Exemplos de grandes pintores: Fra Angelico, Rembrandt, Murilo, e Francisco de Zurbarán.


A decadência começa no começo do século XX. Deformando as figuras, diluindo a forma. Hoje se vendem quadros caríssimos feito por porcos e elefantes. Mas o Bem nunca poderá acabar, senão não poderia haver o Mal. E ainda há artistas como Ferrer Gumball de escola realista e os brasileiros Pedro Américo (ver quadro Batalha do Avaí) e Almeida Júnior (Saudade)


Escultura

Também uma arte que reflete um momento, não se desdobra no tempo.
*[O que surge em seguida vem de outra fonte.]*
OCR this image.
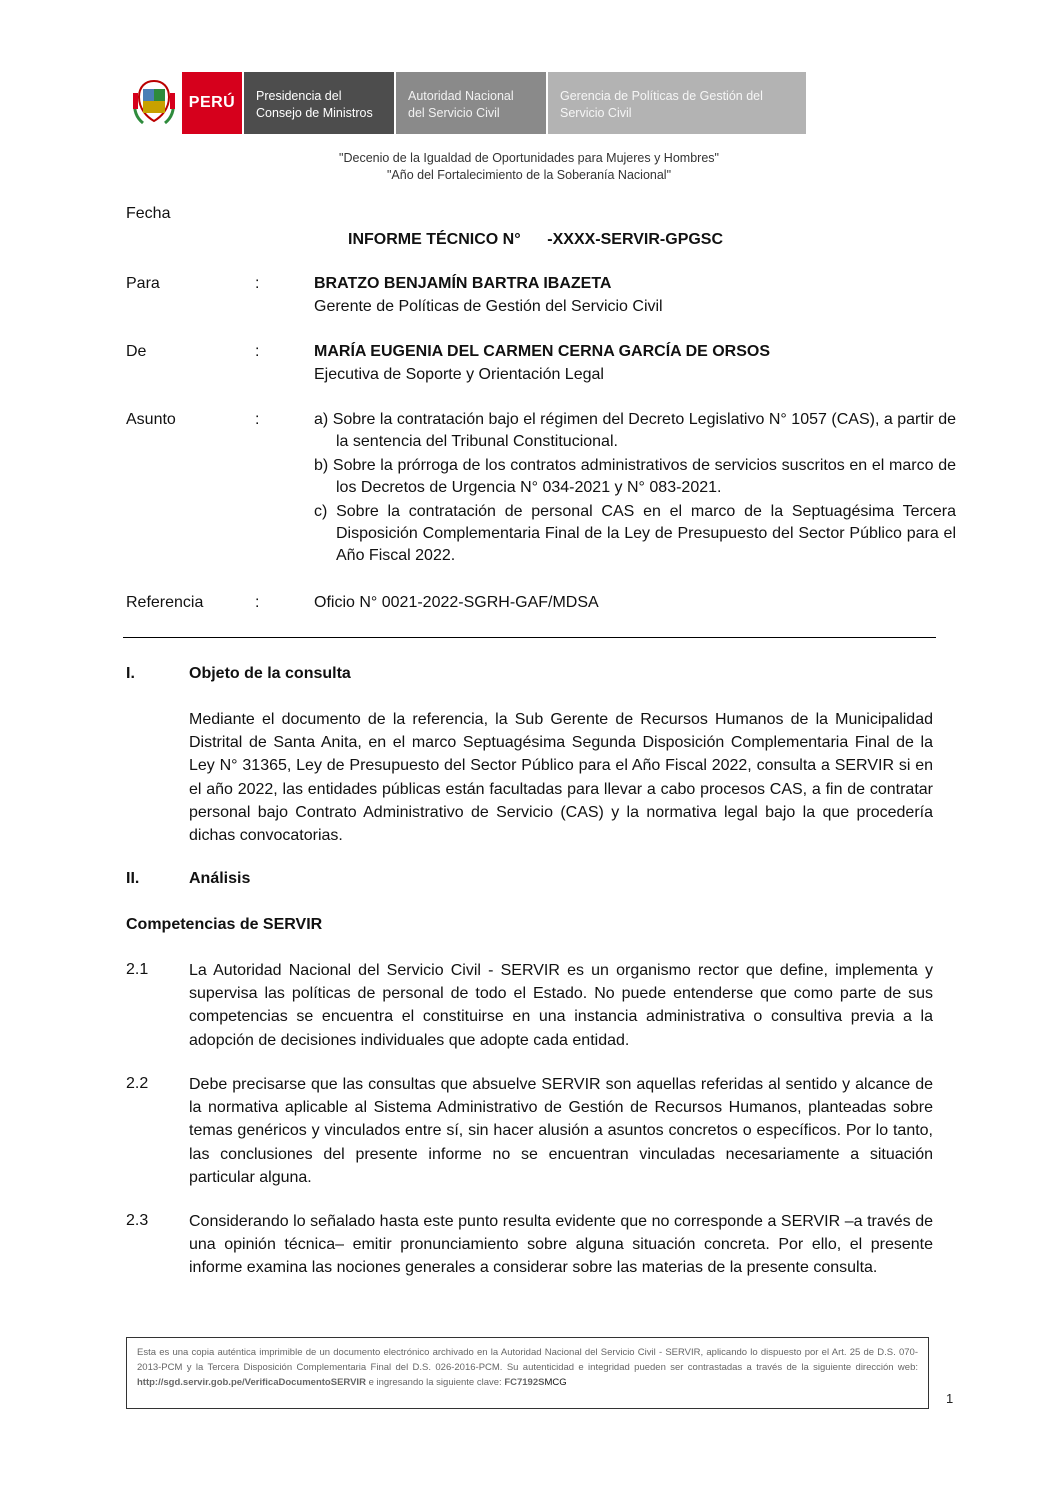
PERÚ	Presidencia del
Consejo de Ministros
Autoridad Nacional
del Servicio Civil
Gerencia de Políticas de Gestión del
Servicio Civil
"Decenio de la Igualdad de Oportunidades para Mujeres y Hombres"
"Año del Fortalecimiento de la Soberanía Nacional"
Fecha
INFORME TÉCNICO N°      -XXXX-SERVIR-GPGSC
Para	:	BRATZO BENJAMÍN BARTRA IBAZETA
Gerente de Políticas de Gestión del Servicio Civil
De	:	MARÍA EUGENIA DEL CARMEN CERNA GARCÍA DE ORSOS
Ejecutiva de Soporte y Orientación Legal
Asunto	:	a) Sobre la contratación bajo el régimen del Decreto Legislativo N° 1057 (CAS), a partir de la sentencia del Tribunal Constitucional.
b) Sobre la prórroga de los contratos administrativos de servicios suscritos en el marco de los Decretos de Urgencia N° 034-2021 y N° 083-2021.
c) Sobre la contratación de personal CAS en el marco de la Septuagésima Tercera Disposición Complementaria Final de la Ley de Presupuesto del Sector Público para el Año Fiscal 2022.
Referencia	:	Oficio N° 0021-2022-SGRH-GAF/MDSA
I.	Objeto de la consulta
Mediante el documento de la referencia, la Sub Gerente de Recursos Humanos de la Municipalidad Distrital de Santa Anita, en el marco Septuagésima Segunda Disposición Complementaria Final de la Ley N° 31365, Ley de Presupuesto del Sector Público para el Año Fiscal 2022, consulta a SERVIR si en el año 2022, las entidades públicas están facultadas para llevar a cabo procesos CAS, a fin de contratar personal bajo Contrato Administrativo de Servicio (CAS) y la normativa legal bajo la que procedería dichas convocatorias.
II.	Análisis
Competencias de SERVIR
2.1	La Autoridad Nacional del Servicio Civil - SERVIR es un organismo rector que define, implementa y supervisa las políticas de personal de todo el Estado. No puede entenderse que como parte de sus competencias se encuentra el constituirse en una instancia administrativa o consultiva previa a la adopción de decisiones individuales que adopte cada entidad.
2.2	Debe precisarse que las consultas que absuelve SERVIR son aquellas referidas al sentido y alcance de la normativa aplicable al Sistema Administrativo de Gestión de Recursos Humanos, planteadas sobre temas genéricos y vinculados entre sí, sin hacer alusión a asuntos concretos o específicos. Por lo tanto, las conclusiones del presente informe no se encuentran vinculadas necesariamente a situación particular alguna.
2.3	Considerando lo señalado hasta este punto resulta evidente que no corresponde a SERVIR –a través de una opinión técnica– emitir pronunciamiento sobre alguna situación concreta. Por ello, el presente informe examina las nociones generales a considerar sobre las materias de la presente consulta.
Esta es una copia auténtica imprimible de un documento electrónico archivado en la Autoridad Nacional del Servicio Civil - SERVIR, aplicando lo dispuesto por el Art. 25 de D.S. 070-2013-PCM y la Tercera Disposición Complementaria Final del D.S. 026-2016-PCM. Su autenticidad e integridad pueden ser contrastadas a través de la siguiente dirección web: http://sgd.servir.gob.pe/VerificaDocumentoSERVIR e ingresando la siguiente clave: FC7192SMCG
1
Na Grécia buscavam a proporção perfeita do homem, o equilíbrio, harmonia, perfeição do corpo humano. Na arte gótica a escultura estava intrinsecamente ligada a arquitetura. As esculturas góticas eram esguias, alongadas para cima, como as igrejas e as figuras pintadas por Fra Angelico – tudo visava a ascensão do homem. Artes acessórias nas igrejas: pintura, escultura e música. Sinfonia de artes para expressar a regência do universo por Deus.


Exemplos de escultures: Michelangelo (Moises e Pietá) converteu-se completamente no final da vida (desce Cristo da cruz na Pietá florentina e confessa em poema arrependimento pelo paganismo, e.g. nu de Davi). E, no Brasil, o barroco Aleijadinho (Profetas).


Arquitetura

Uma arte tanto servil (servir ao corpo) quanto liberal (do belo – que serve à alma). A arquitetura gótica imita atos morais ao “elevar” (sentimento de elevar) o homem a Deus. A arquitetura pagã pode também expressar o Poder.


A arquitetura traz para seu âmbito as demais artes (música, pintura e escultura). As igrejas romanas eram adequadas para o canto gregoriano, já a imensidão das igrejas góticas exigia a polifonia.





Notas


  • Carlos Nougué (1952- ) nasceu no Rio de Janeiro.

  • Gramático, tradutor e professor de filosofia (tomista).

  • Anotações extraídas do documentário As Artes do Belo realizado por Viviane Princival e Jean Wichinoski.

  • O conteúdo do documentário cobre muito superficialmente o livro Da Arte do Belo escrito por Carlos Nougué.